Que faire à M’Hamid El Ghizlane ?

Marcher entre M’Hamid Jdid et l’ancien village

M’Hamid Jdid, le village nouveau, concentre aujourd’hui l’essentiel des commerces, des cafés, des hébergements et des agences organisant les excursions. Pour découvrir une autre facette du lieu, il faut quitter la route principale et marcher en direction de M’Hamid Bali, l’ancien village.

Les constructions en terre, les passages étroits et les maisons progressivement abandonnées permettent d’entrevoir l’organisation ancienne de l’oasis. Certains espaces restent habités ou appartiennent à des familles : la visite doit donc se faire avec discrétion et dans le respect de la vie locale.

La promenade devient particulièrement agréable en fin d’après-midi, lorsque la lumière souligne les murs de terre et que la température commence à diminuer.

Entrer dans la palmeraie

La palmeraie relie les différents noyaux d’habitation et les anciens ksour dispersés dans l’oasis. On y découvre des palmiers-dattiers, quelques parcelles cultivées, des canaux d’irrigation, des tamaris et des espaces déjà envahis par le sable.

Cette marche permet de comprendre le fonctionnement traditionnel d’une oasis : un milieu construit et entretenu par les habitants, dépendant d’un équilibre délicat entre l’eau, les cultures, les arbres et l’habitat.

Entre 1984 et 2016, une étude fondée sur des images satellites a observé une perte importante de végétation dans l’oasis de M’Hamid. Les sécheresses, la raréfaction de l’eau, l’abandon de terres agricoles, les migrations et certaines formes de développement touristique participent à cette transformation.

Découvrir les anciens ksour

Le territoire de M’Hamid ne se limite pas aux deux villages portant ce nom. Plusieurs anciens noyaux d’habitat sont répartis dans l’oasis, notamment Bounou et Ouled Driss.

Leurs maisons en terre, leurs ruelles couvertes et leurs espaces collectifs témoignent de modes de construction adaptés à la chaleur, au vent et à la rareté des matériaux.

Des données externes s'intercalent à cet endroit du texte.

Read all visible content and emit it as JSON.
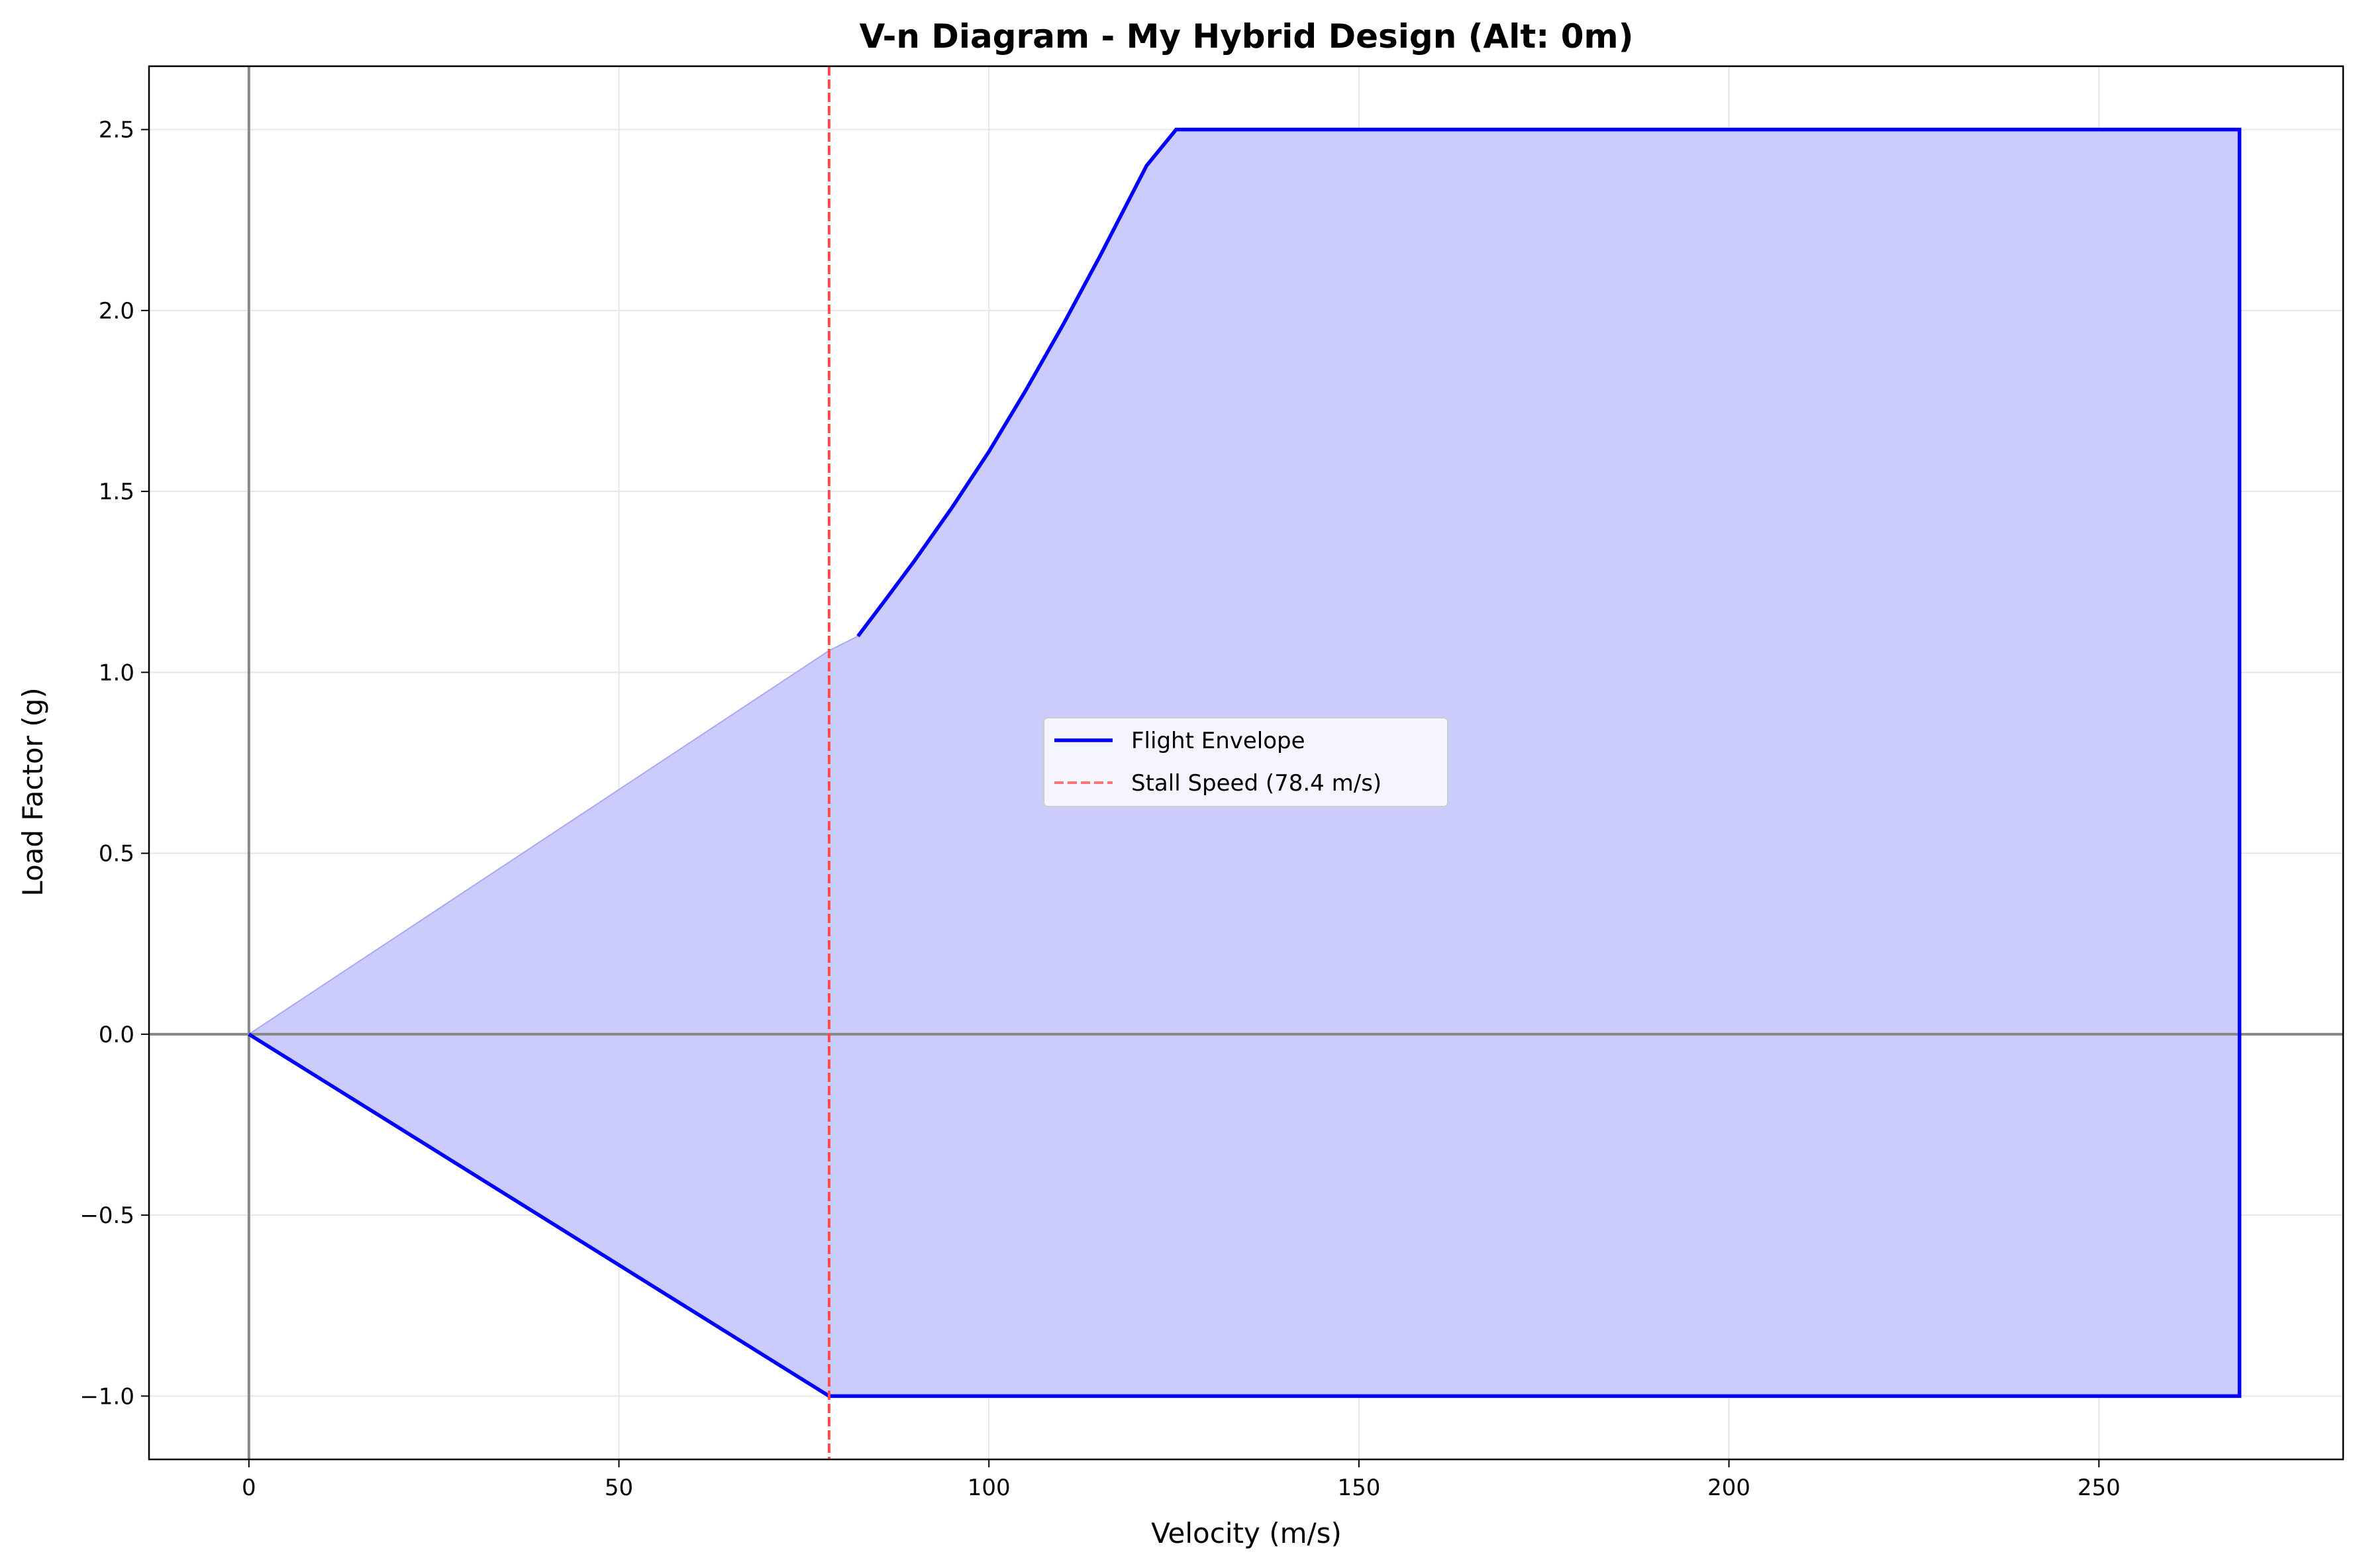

Une partie de ce patrimoine est aujourd’hui très dégradée, tandis que certaines initiatives locales tentent de restaurer des bâtiments et de maintenir une activité dans les anciens villages.

La présence d’un accompagnateur local permet d’identifier les différents lieux, d’éviter les propriétés privées et de mieux comprendre leur histoire. Des projets de revitalisation du ksar de Bounou ont notamment été engagés avec des acteurs locaux afin de préserver le patrimoine et de favoriser le maintien de la population.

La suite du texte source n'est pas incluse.